Tehelné Pole Swimming Pool, Bratislava
Review: July 15, 2014
Zuzana Vasičáková Očenášová July 15, 2014, Tehelné Pole Swimming Pool. The lights come on around four in the morning. At eight, the first group of performers race to the stage. Families on beach towels repose in quiet conversations with gravity. The hunt for the sunbeds is under way, punctuated by direct, articulated movements. The fathers, like animated parts of the scenography, quietly wallow in the lukewarm water of the wading pool, for the water in the swimming pool is numbingly cold – just like in the olden days. Flatbreads and cola, youths in groups of three and four laying siege to the water slide. A bronzed wizard with a lipstick heart decorating her pursed, aging lips, fiddles with a tanning spray in an infinite flow of solitary movement. A transparent child-woman wearing a rather redundant bikini top is immersed in a book while her body unassumingly conveys the finest jazz isolations. A haggard Madonna, surrounded by her many children, tries to shake cookie crumbs off her swimsuit while effortlessly raising and soothing one or two Baby Jesuses in a dizzying acrobatic performance. A middle-aged, moccasined Casanova saunters along the poolside, his swim trunks reaching up to his navel – a dignified suggestion of a flamenco entry. The most brutal choreography of the summer season. We have all long since stopped counting the performances.

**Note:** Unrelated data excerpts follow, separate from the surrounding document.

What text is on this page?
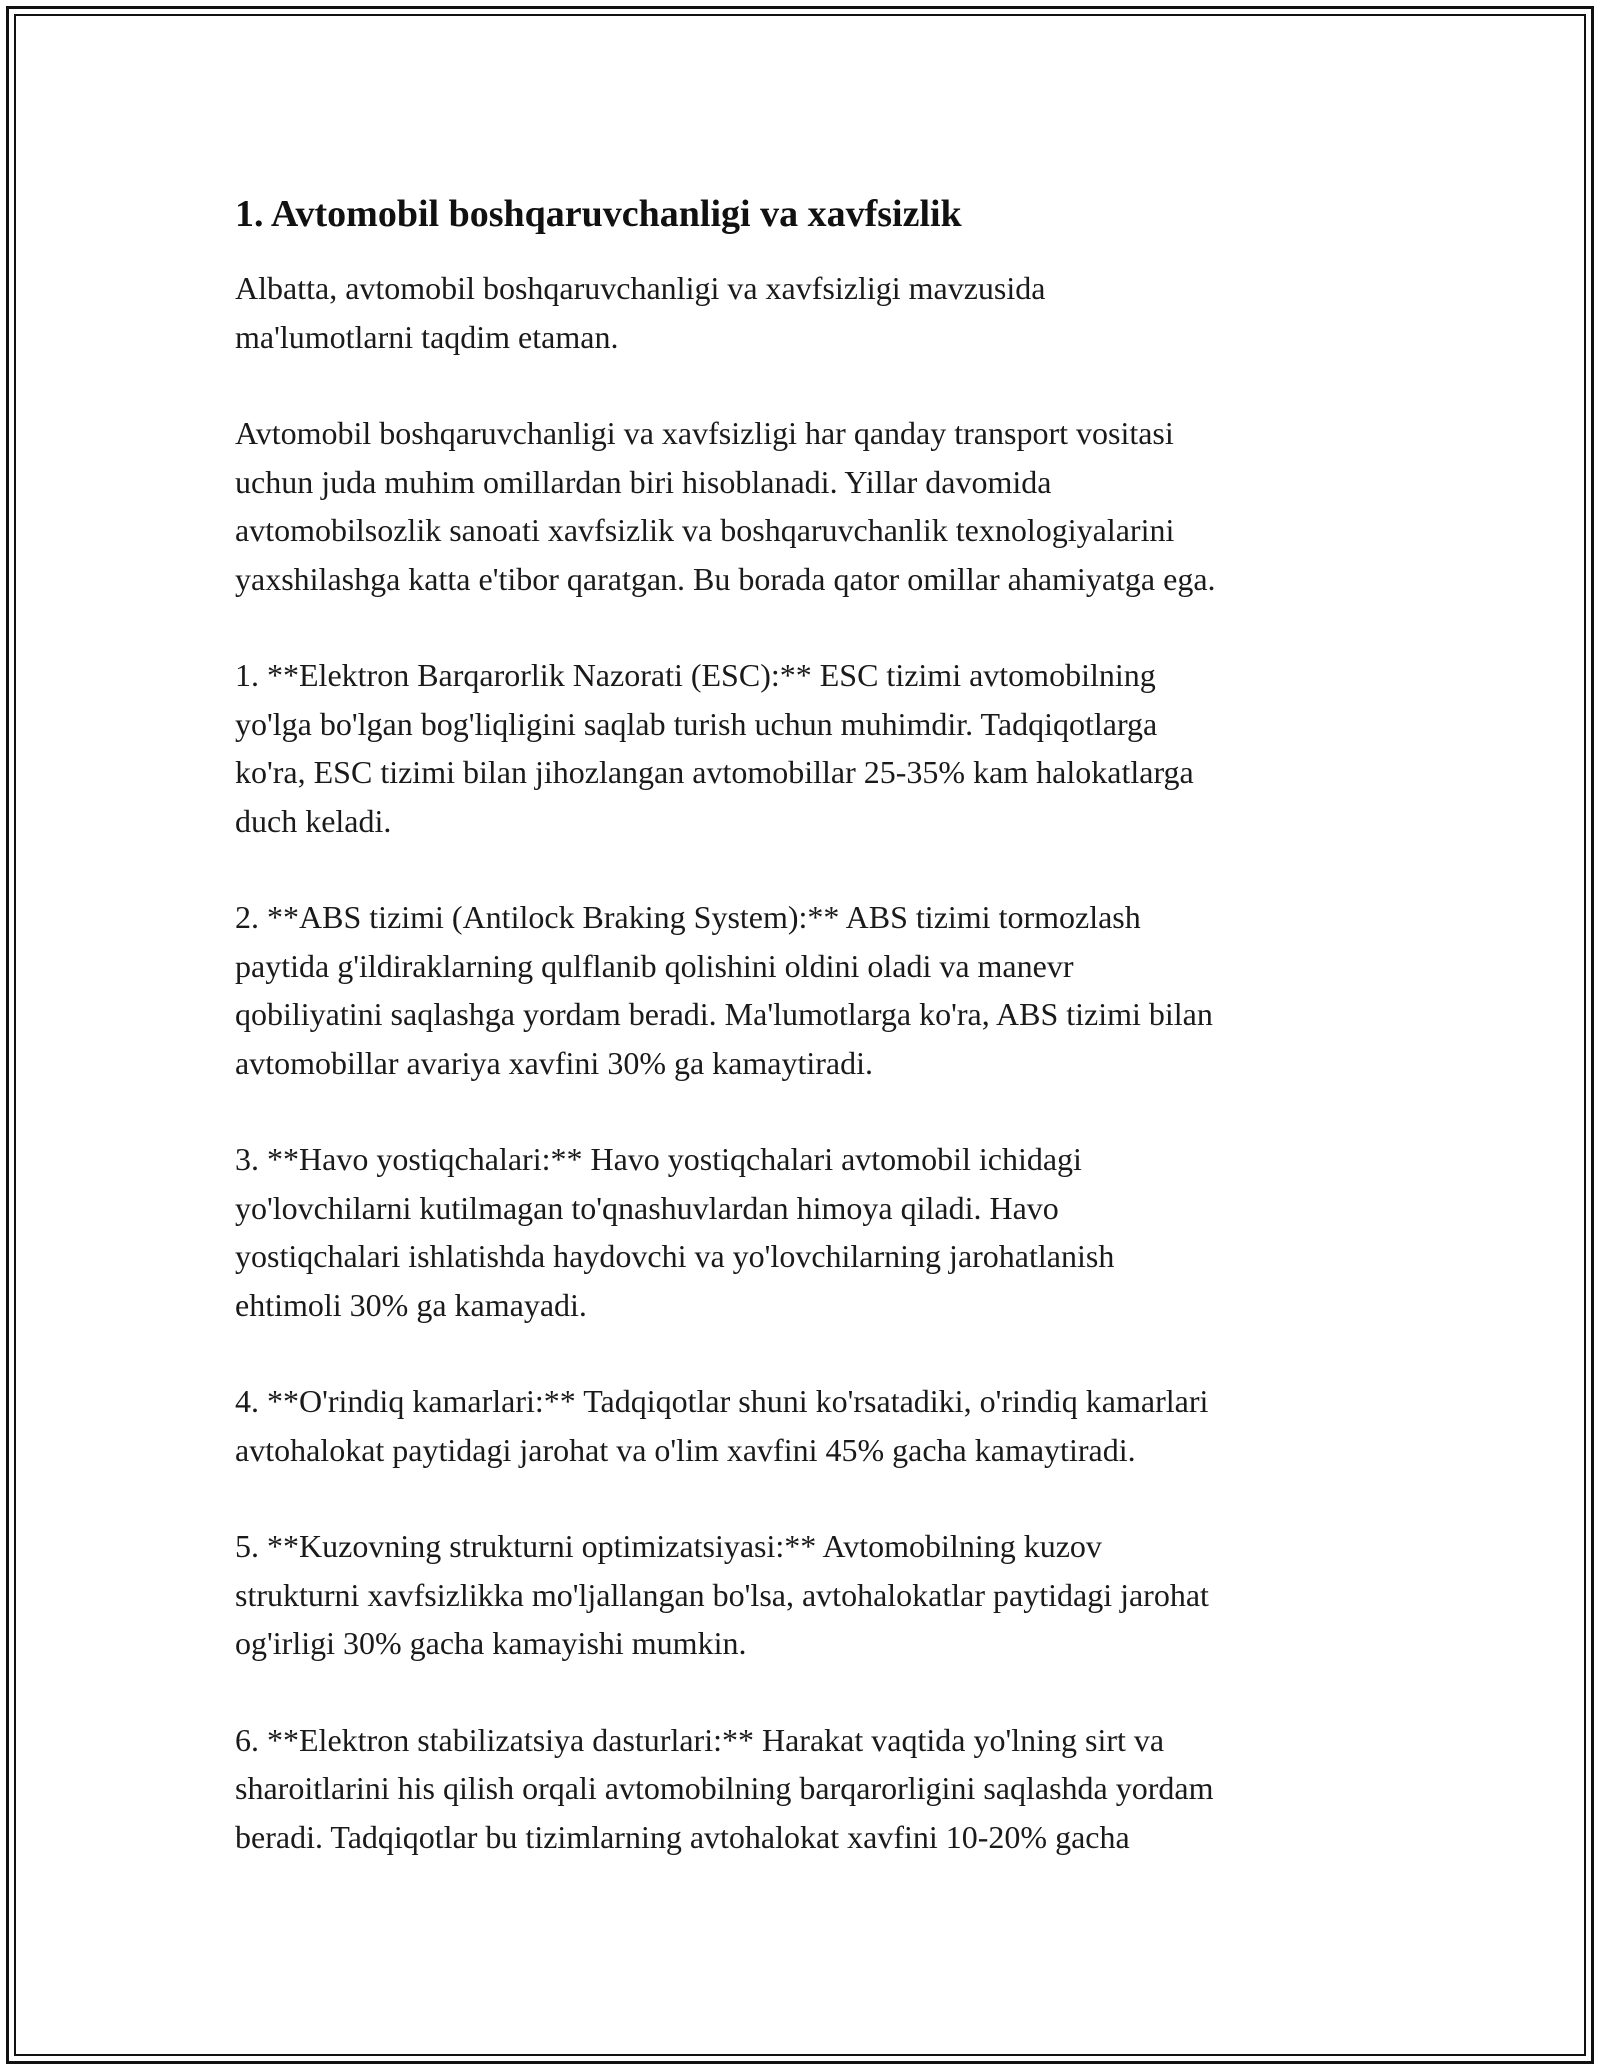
1. Avtomobil boshqaruvchanligi va xavfsizlik

Albatta, avtomobil boshqaruvchanligi va xavfsizligi mavzusida
ma'lumotlarni taqdim etaman.

Avtomobil boshqaruvchanligi va xavfsizligi har qanday transport vositasi
uchun juda muhim omillardan biri hisoblanadi. Yillar davomida
avtomobilsozlik sanoati xavfsizlik va boshqaruvchanlik texnologiyalarini
yaxshilashga katta e'tibor qaratgan. Bu borada qator omillar ahamiyatga ega.

1. **Elektron Barqarorlik Nazorati (ESC):** ESC tizimi avtomobilning
yo'lga bo'lgan bog'liqligini saqlab turish uchun muhimdir. Tadqiqotlarga
ko'ra, ESC tizimi bilan jihozlangan avtomobillar 25-35% kam halokatlarga
duch keladi.

2. **ABS tizimi (Antilock Braking System):** ABS tizimi tormozlash
paytida g'ildiraklarning qulflanib qolishini oldini oladi va manevr
qobiliyatini saqlashga yordam beradi. Ma'lumotlarga ko'ra, ABS tizimi bilan
avtomobillar avariya xavfini 30% ga kamaytiradi.

3. **Havo yostiqchalari:** Havo yostiqchalari avtomobil ichidagi
yo'lovchilarni kutilmagan to'qnashuvlardan himoya qiladi. Havo
yostiqchalari ishlatishda haydovchi va yo'lovchilarning jarohatlanish
ehtimoli 30% ga kamayadi.

4. **O'rindiq kamarlari:** Tadqiqotlar shuni ko'rsatadiki, o'rindiq kamarlari
avtohalokat paytidagi jarohat va o'lim xavfini 45% gacha kamaytiradi.

5. **Kuzovning strukturni optimizatsiyasi:** Avtomobilning kuzov
strukturni xavfsizlikka mo'ljallangan bo'lsa, avtohalokatlar paytidagi jarohat
og'irligi 30% gacha kamayishi mumkin.

6. **Elektron stabilizatsiya dasturlari:** Harakat vaqtida yo'lning sirt va
sharoitlarini his qilish orqali avtomobilning barqarorligini saqlashda yordam
beradi. Tadqiqotlar bu tizimlarning avtohalokat xavfini 10-20% gacha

I enter the stage solo. I drop to my towel. Immediately my body collapses as if into the core of the earth. After a while (maybe an hour's nap) I am surprised to find that I didn't in fact fall into the centre of the earth, and I begin to appreciate the firmness of the concrete floor and the irresistible weight of gravity. I enter into a careful dialogue with the earth's pull. My body appears to have made an imprint into the floor. I fuss around and then relax, finally fresh, my senses ravenous like a two-year-old. I reach for my sunglasses – I fail. I try again, pressing my hand against the floor and reaching for them with my other hand – this time, I succeed. The movement formula of yielding, pressing and reaching out, which allowed us, like toddlers, to make our first independent movements in space, is concluded. An unenthusiastic applause fades in. I rise and head over to the swimming pool. Gravity subsides. I am floating. I perform the dance I learnt in the rehearsal room of my mother's womb, one of the heights of the whole performance – the dance of six limbs around the very centre of the universe. My navel, which faintly recalls its now-faded prenatal glory, proudly floats on the water surface. I finish my part and the Great Director hurries me into the backstage. Parched, I leave to have a cola. I watch the group scene through the silken scarves of the summer haze.
As expected, the group scene on the Tehelné Pole Swimming Pool on July 15, 2014, is very impressive. The company works with the release technique (breathing, working with the skeletal structure, articulating your joints, relaxing your muscles, using gravity and timing for effective movement without excessive strain) and with more advanced forms of contact improvisation (physical contact is elevated to a form of improvised examination).
A beat! The Great Director orders in the technicians. Time for the final scenographic effect. Rain starts pouring down on the scene. The expressions escalate, the movements speed up, and the performers leave it all out there. Suddenly, the stage empties.
As after every great performance, for a while, it is completely silent. The ensuing applause is so loud it cannot even be heard. But the heart remains ecstatic long after the curtain fall. I take the bus home. July 15, 2015, Tehelné Pole Swimming Pool. Bravo! Encore!